U Tas reports a COVID-19 case on campus. A woman with the virus arrived from South America on Sunday and was on the Sandy Bay campus Monday. But cheer-up, management says she had no close contact with anybody and, “there is very low risk.”

But management has a plan for when there is “local transmission,” on-line course delivery “to the greatest extent possible,” and working from home, “where possible.”

Same at La Trobe U

A student now known to have COVID-19 “has attended classes” in the last week.  The university says all staff and students in contact are advised to self-isolate and on official advice, the university stays open.

And after the Unis Aus conference

CMM thought the only risk of the Universities Australia conference was being bored to snores but it turns out a delegate picked-up COVID-19 there. “Health authorities have been working to identify the source of the infection but have not yet been able to do so. It is possible someone at the conference may have been the source of the infection,” Chief Executive Catriona Jackson said yesterday.

But Flinders U is preparing for the not so good

DVC Students Clare Pollock tells staff approved international travel has to be approved again and nothing new that isn’t essential will be allowed. And while domestic trips are not restricted, “it would be prudent to avoid booking travel too far in advance.”

So is ANU

The university is considering following Macquarie U, which is committed to paying casuals if there is a campus shut-down, (CMM March 10).

“ANU is considering how to respond to a range of scenarios, and the impact these have on our people, a “spokesperson told CMM last night.

This will include how we can best support our casual staff during self-isolation or campus shutdown.”

It’s on management’s agenda for next week.

NHMRC research awards

The National Health and Medical Research Council confers its 2019 Research Excellence Awards

 Investigator grant award -leadership: Stuart Tangye (UNSW)

Investigator grant award -emerging leadership: Eric Chow (Monash U)

Investigator grant award-leadership basic science: Naomi Wray (Uni Queensland)

Investigator grant award-leadership clinical medicine-science: Glenda Halliday (Uni Sydney)

Investigator grant award-leadership public health research: Jo Salmon (Deakin U)

Investigator grant award- leadership in health services research: Johanna Westbrook (Macquarie U)

Investigator grant award–Sandra Eades award: Phillippa Taberlay (Uni Tas)

Investigator grant award-Frank Fenner award: Adam Wheatley (Uni Melbourne)

Marshall and Warren ideas grant award: Mark Willcox (UNSW)

Marshall and Warren innovation award: James St John (Griffith U)

Fiona Stanley synergy grant award: Erica Wood (Monash U)

Clinical trials and cohort studies award: Jaquelyne Hughes (Menzies School of Health Research)


Blackboard is selling Moodle – it’s a wrench

“Every good company looks for ways to continue to evolve and change.
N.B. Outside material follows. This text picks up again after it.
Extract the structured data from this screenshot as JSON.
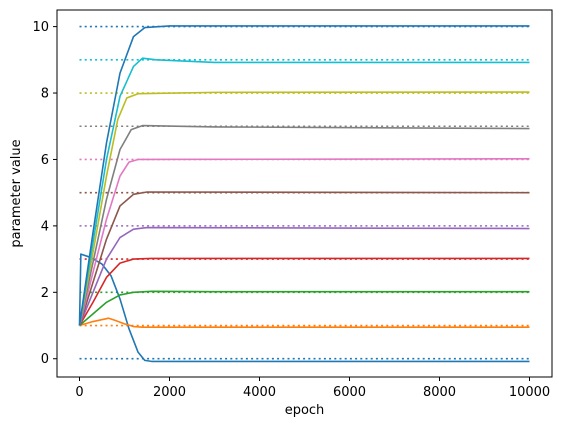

And so, much like a parent dropping their child off at college, Blackboard is taking the business that it has nurtured and setting it up to continue to flourish, giving it what it needs to be independent. That starts with a solid, sustainable business foundation, an amazing and talented team, and a remarkable set of clients” – Phil Miller, Chief Learning and Innovation Officer at Blackboard. Perhaps what was paid dulled the loss.

Appointments, achievements

Of the day

Gary Fitzpatrick will lead the new doctor of optometry degree at UWA.

Of the week

Tim Cahill moves from head of KPMG’s higher education practice to MD of Research Strategies Australia.

Barney Dalgarno has started as Uni Canberra’s executive dean of education. He has moved from Charles Sturt (CMM September 16 2019).

Cheryl Desha (Griffith U) is named International Women’s Day champion of change by the Queensland Government.

Uni Sydney announces a new chair, funded by a gift from Garry and Susan Rothwell. The three-year in architectural design leadership is awarded to French architecture studio Lacaton & Vassal Architectes.

Lee Parker (RMIT) and Stephen Penman (Columbia U) join the Australian Accounting Hall of Fame.

Misha Shubert has started as CEO of Science and Technology Australia. She moved from comms director at Universities Australia.